Sébastien Lemaire, head of ETF research at SocGen and co-author of the report, commented: “As such, SRI indices usually show minimal deviations from their parent indices, whether they mention explicit constraints in their index rules or not.
“We believe this may not be a coincidence but rather an intended goal.”
Because of the limited divergence away from parent indices combined with strong ESG ratings, the report said SRI indices do not deteriorate the risk-return profile of traditional indices.

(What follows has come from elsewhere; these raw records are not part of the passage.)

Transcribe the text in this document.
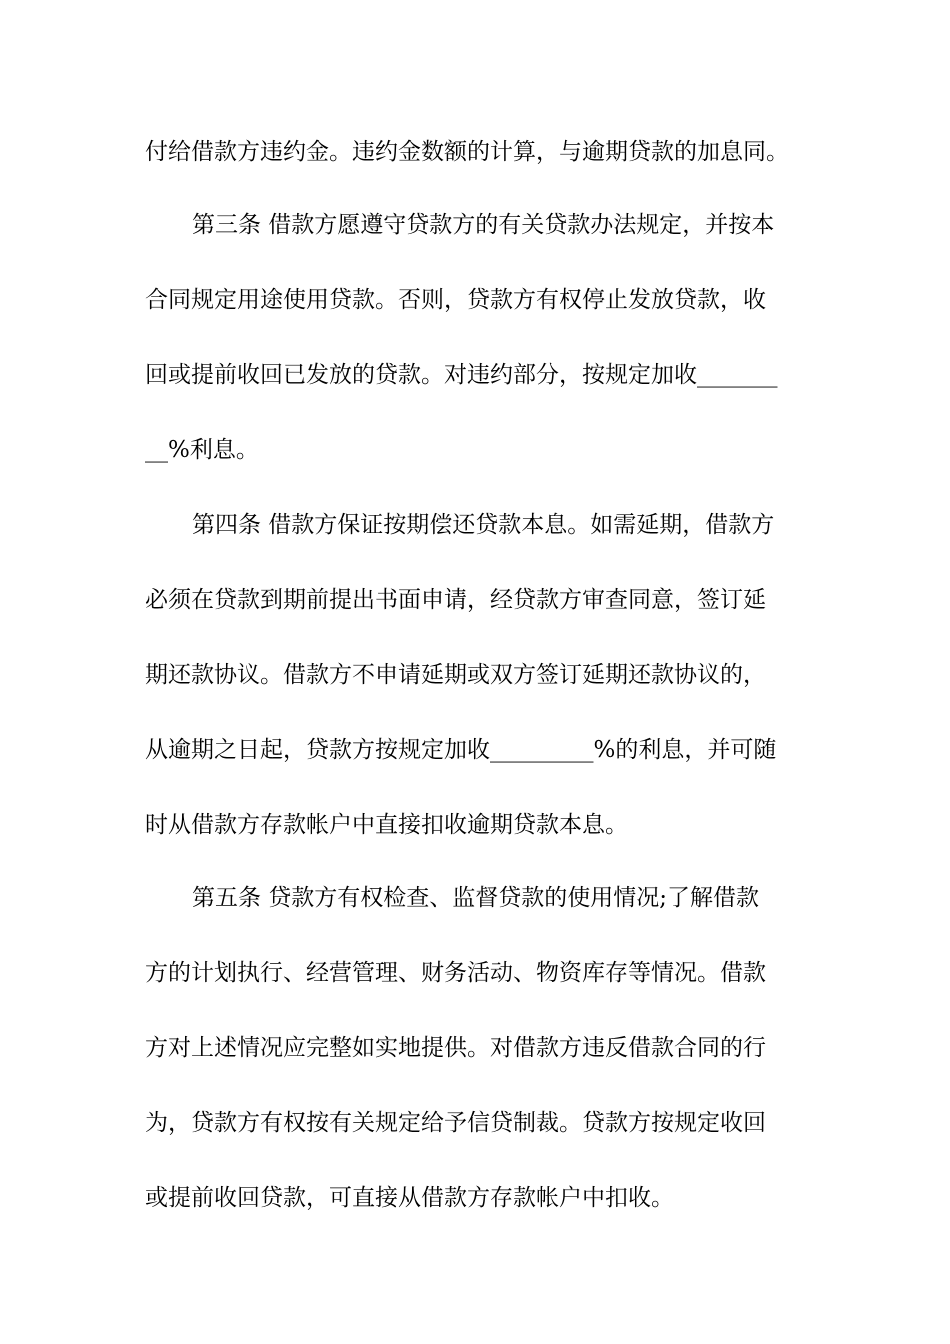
付给借款方违约金。违约金数额的计算，与逾期贷款的加息同。
第三条 借款方愿遵守贷款方的有关贷款办法规定，并按本
合同规定用途使用贷款。否则，贷款方有权停止发放贷款，收
回或提前收回已发放的贷款。对违约部分，按规定加收_______
__%利息。
第四条 借款方保证按期偿还贷款本息。如需延期，借款方
必须在贷款到期前提出书面申请，经贷款方审查同意，签订延
期还款协议。借款方不申请延期或双方签订延期还款协议的，
从逾期之日起，贷款方按规定加收_________%的利息，并可随
时从借款方存款帐户中直接扣收逾期贷款本息。
第五条 贷款方有权检查、监督贷款的使用情况;了解借款
方的计划执行、经营管理、财务活动、物资库存等情况。借款
方对上述情况应完整如实地提供。对借款方违反借款合同的行
为，贷款方有权按有关规定给予信贷制裁。贷款方按规定收回
或提前收回贷款，可直接从借款方存款帐户中扣收。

Furthermore, in emerging markets, in particular, SRI indices, such as the MSCI EM Leaders index or the MSCI EM SRI indices, saw an improvement in the risk-adjusted return profile but this was limited in the US.
Lemaire added: “Our results show that almost all SRI indices enjoy higher ESG ratings with relatively similar risk-return patterns to their parent indices.”
In order to measure whether this translated to SRI ETFs, the SocGen analysts compared the total cost of SRI ETFs to non-SRI ETFs.
The report noted some SRI ETFs could have lower TERs versus their non-SRI counterparts, especially in emerging markets.
Overall, the SocGen analysts found this was particularly prevalent for world, eurozone and emerging market ETFs and less so for the US.
For example, the Xtrackers ESG MSCI World ESG UCITS ETF (XZW0) and the iShares MSCI World ESG Screened index (SNAW) could be attractive alternatives to MSCI World ETFs while the Xtrackers MSCI EM ESG Leaders UCITS ETF (EMSG), the iShares MSCI EM IMI ESG Screened UCITS ETF (AYEM), the iShares ESG MSCI EM ETF (ESGE) and the Amundi index MSCI EM SRI DR UCITS ETF (EMSRI) could be alternatives to MSCI EM ETFs.
There are currently 90 SRI ETFs listed in the US and Europe, excluding impact investing, thematic and factor ETFs.
Competition among ETF issuers is “intense” but is still concentrated with iShares offering 28 products, BNP Paribas running 13 and UBS managing 11 of the 90 ETFs. MSCI dominates the index provider space, running over 75% of the ETFs available.